O queijo primitivo era apenas o leite coagulado, desprovido
de soro e salgado. A partir da Idade Média, a fabricação de
queijos finos ficaria restrita aos mosteiros católicos, com
novas receitas desenvolvidas por seus monges. A técnica de
produção queijeira modernizou-se no decorrer do tempo.
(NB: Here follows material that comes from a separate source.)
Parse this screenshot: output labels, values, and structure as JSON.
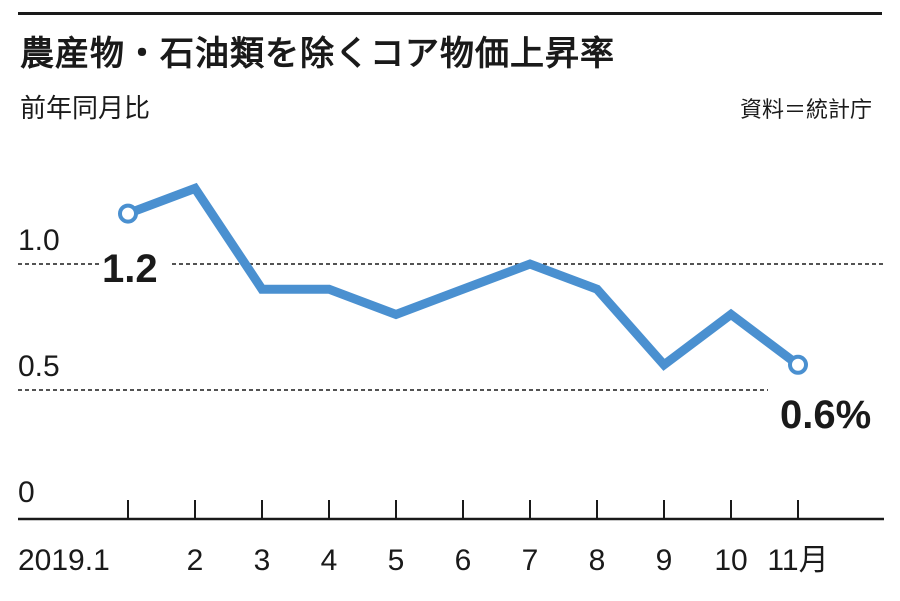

Utilizam-se, em alguns queijos, esporos de fungos n' água e
adicionados ao leite.
Os egípcios estão entre os primeiros povos que cuidaram do
gado e tiveram, no leite e no queijo, fonte importante de
sua alimentação. Isso foi possível porque o fértil vale do
Nilo possuía pastagens cheias de gado . Tão importante
era o
bovino para os egípcios que a simbologia desse
povo
eternizou sua importância colocando chifres de
vaca sobre a
cabeça da deusa Hathor. Queijos feitos de
leite de vaca, de
cabra e de ovelha também foram encontrados em muitas tumbas
egípcias.
A arte da fabricação de queijos tem seu início perdido num
passado remotíssimo, nada menos do que há 12 mil anos antes
do nascimento de Cristo, num período conhecido como
paleolítico superior. Segundo a lenda, o queijo teria sido
descoberto por um dos filhos de Apolo, Aristeu, Rei da
Arcádia.
Passagens bíblicas registram o queijo como um dos alimentos
da época. Na Europa, os gregos foram os primeiros a adotá-lo
em seus cardápios, feito exclusivamente com leite de cabras
e de ovelhas, animais que criavam. Entretanto, os romanos
foram os responsáveis pela maior divulgação dos queijos pelo
mundo. Na expansão de seu Império eles levaram vários tipos
à Roma. Elevaram o nível do queijo, transformando-o de
simples alimento para uma iguaria indispensável nas
refeições dos nobres e em grandes banquetes imperiais. Os
romanos apreciavam o queijo, do qual fabricavam inúmeras
variedades e cujas virtudes conheciam, pois utilizavam-no na
alimentação dos soldados e atletas.
Com uma relação profunda com a mitologia e as divindades, o
leite e o queijo tiveram maior abrangência na antiga
Suméria, passando pelas civilizações Babilônica e Hebraica,
e acabando na Antiga Grécia e na civilização romana. Na
Idade Média os queijos atingiram um dos pontos mais altos no
que se refere à higiene. Certas ordens religiosas ganharam
reputação por causa da qualidade dos seus queijos, devido às
rígidas regras de higiene em sua manufatura. Tanto que o
nome queijo deriva do termo medieval formatium, ou “queijo
colocado na forma”.
Com o advento das feiras e mercados nos séculos XIV e XV,
algumas queijarias de regiões remotas ficaram mais visadas.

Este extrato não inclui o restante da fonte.